ドスン、という低い音がトンネル内に響いた後、扉が口を開いた。

その先にあったのは、トンネルより更に明るく清潔感のある廊下だった。

トンネルほどは広くないが、車2台なら余裕ですれ違えるだろう。

再びランタンをしまう久我に続いて中に入ると、背後から扉が閉じる音がした。

中には人の姿が往来しており、武装した男達が多うように見受けられる。緊張した面持ちで銃を手にしている若者もいれば

リラックスした様子で談笑する中年男性もいる。

久我が、此処が梔子の集・金糸雀だと教えてくれた。

梔子一族の集でも上位に入るほど大きく設備が整っており、天御影の物資振り分け、運搬を任されているとか。
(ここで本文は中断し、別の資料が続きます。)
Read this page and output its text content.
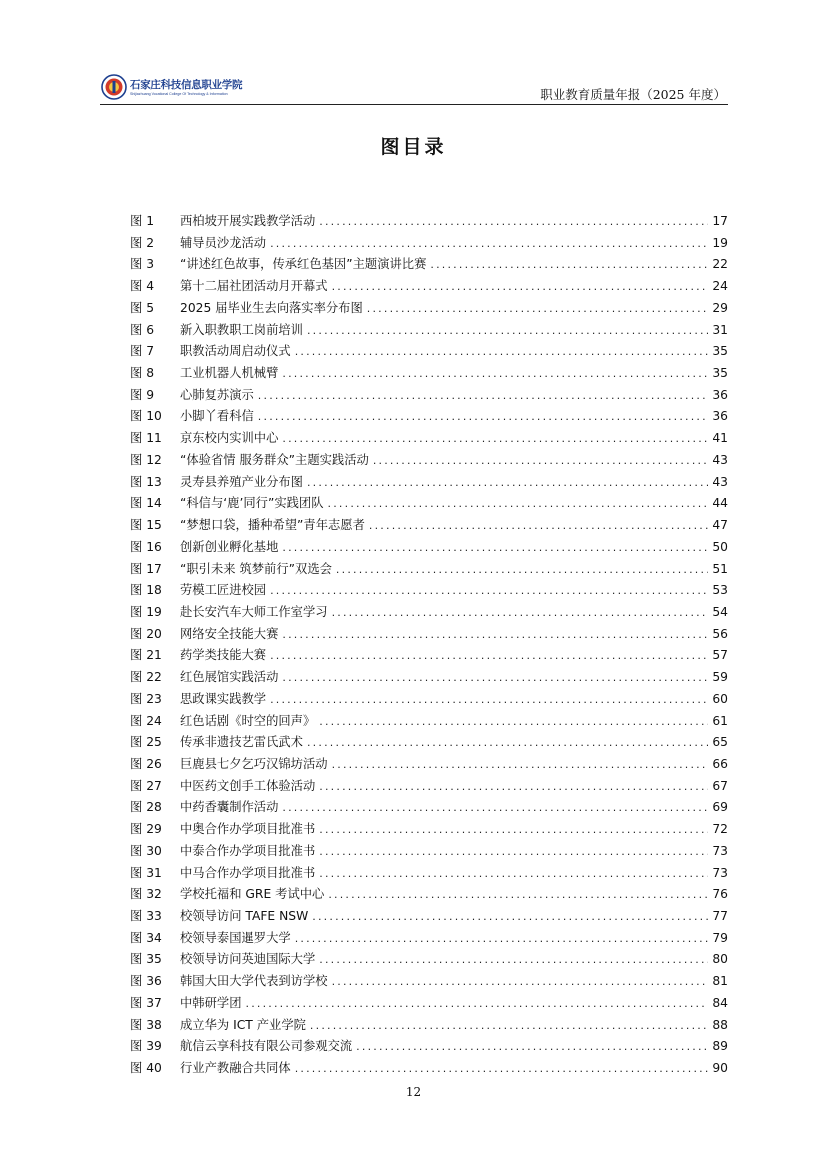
石家庄科技信息职业学院
Shijiazhuang Vocational College Of Technology & Information	职业教育质量年报（2025 年度）
图目录
图 1	西柏坡开展实践教学活动 .....	17
图 2	辅导员沙龙活动 .....	19
图 3	“讲述红色故事，传承红色基因”主题演讲比赛 .....	22
图 4	第十二届社团活动月开幕式 .....	24
图 5	2025 届毕业生去向落实率分布图 .....	29
图 6	新入职教职工岗前培训 .....	31
图 7	职教活动周启动仪式 .....	35
图 8	工业机器人机械臂 .....	35
图 9	心肺复苏演示 .....	36
图 10	小脚丫看科信 .....	36
图 11	京东校内实训中心 .....	41
图 12	“体验省情 服务群众”主题实践活动 .....	43
图 13	灵寿县养殖产业分布图 .....	43
图 14	“科信与‘鹿’同行”实践团队 .....	44
图 15	“梦想口袋，播种希望”青年志愿者 .....	47
图 16	创新创业孵化基地 .....	50
图 17	“职引未来 筑梦前行”双选会 .....	51
图 18	劳模工匠进校园 .....	53
图 19	赴长安汽车大师工作室学习 .....	54
图 20	网络安全技能大赛 .....	56
图 21	药学类技能大赛 .....	57
图 22	红色展馆实践活动 .....	59
图 23	思政课实践教学 .....	60
图 24	红色话剧《时空的回声》 .....	61
图 25	传承非遗技艺雷氏武术 .....	65
图 26	巨鹿县七夕乞巧汉锦坊活动 .....	66
图 27	中医药文创手工体验活动 .....	67
图 28	中药香囊制作活动 .....	69
图 29	中奥合作办学项目批准书 .....	72
图 30	中泰合作办学项目批准书 .....	73
图 31	中马合作办学项目批准书 .....	73
图 32	学校托福和 GRE 考试中心 .....	76
图 33	校领导访问 TAFE NSW .....	77
图 34	校领导泰国暹罗大学 .....	79
图 35	校领导访问英迪国际大学 .....	80
图 36	韩国大田大学代表到访学校 .....	81
图 37	中韩研学团 .....	84
图 38	成立华为 ICT 产业学院 .....	88
图 39	航信云享科技有限公司参观交流 .....	89
图 40	行业产教融合共同体 .....	90
12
先程のトンネルも、物資を各一族、各集に届けるための道路であるらしく、車ではないが荷車を使うとか。

天御影のシステムにはまだまだ驚かされる。

道は知っているらしい久我が廊下を進み、何度か角を曲がっていると、ちょうど部屋から出てきた藤堂と鉢合わせた。

久我の姿を確認すると、丁寧にお辞儀をしてみせた。


「ご足労おかけしました。わざわざ送り届けて頂いて。」
「お前と辻浪に話もあった。少しいいか。」

 


二人は揃ってどこかへ向かい、お前はこの部屋で待機してろと藤堂に言われて真人は一人残された。
見知らぬ場所で急に一人にされ心細さも感じながら、言われた通り扉を開けたところで、

廊下の向こうから歩いてきた誰かの声が届いた。

「あいつだよ、あいつー。地上人のくせに優遇されて部隊入りしたガキ。」
「隊長のお気に入りなんだろ?」
「確かに可愛い顔してるもんなー。」


現われた3人の男達は、人を見下した嘲笑を向けてきたので、

真人は嫌悪感と警戒を隠そうとはせず、部屋の中に逃げようと踏み出す。

が、男の一人にドアを押さえてしまった。
真人より背が高く歳も上らしい彼らの顔は知らないが、事情を知っているあたり綴守の実行部隊員なのだろう。
ニヤニヤとした笑みが近づいて不快感しかない。


「そう睨むなって。少し俺らと遊ぼうぜ、地上人。」
「ちょうどストレス溜まってたんだよねー。サンドバック代わりにするには、細すぎるかなぁ?」
「・・・綴守が非常事態だというのに、此処で何をしているんですか。今は鬼妖に対する警戒も―」
「うるさいぞ地上人!生意気に物言ってんじゃないぞ!」


腕を無理矢理掴まれ扉から剥がされ、別の男が拳を真人の眉間に向けてきた。
反射的に目をつぶった真人だったが、頭から覚えのある感触が降ってきた。
灰だ。十杜を灰にしたときに体に降りかかる灰の感触。
目を開けると、真人に殴りかかろうとした男の上半身が灰になり、やがて下半身も灰となって、纏っていた衣服が砂の上に落ちた。
残った二人も真人自身も、何が起きたか分からず数秒時が止まったように動けなかった。
男達が灰の山から後ずさりし、バケモノでも観るかのような目を真人に向けた。

「そういえば、こ、こいつ・・・敵を灰にする<シンジュ>石を持ってるって・・・。」
「嘘だろ、人間も灰にしちまうのかよ・・・!」

 


畏怖と軽蔑の眼差しと、足下に落ちた灰に真人の頭は真っ白になった。
何が起きたのか理解したくない頭が、急に痛み出した。いつもの頭痛に襲われる。
内側から刺すような激痛に頭を抱えて蹲った真人は、そのまま意識を手放した。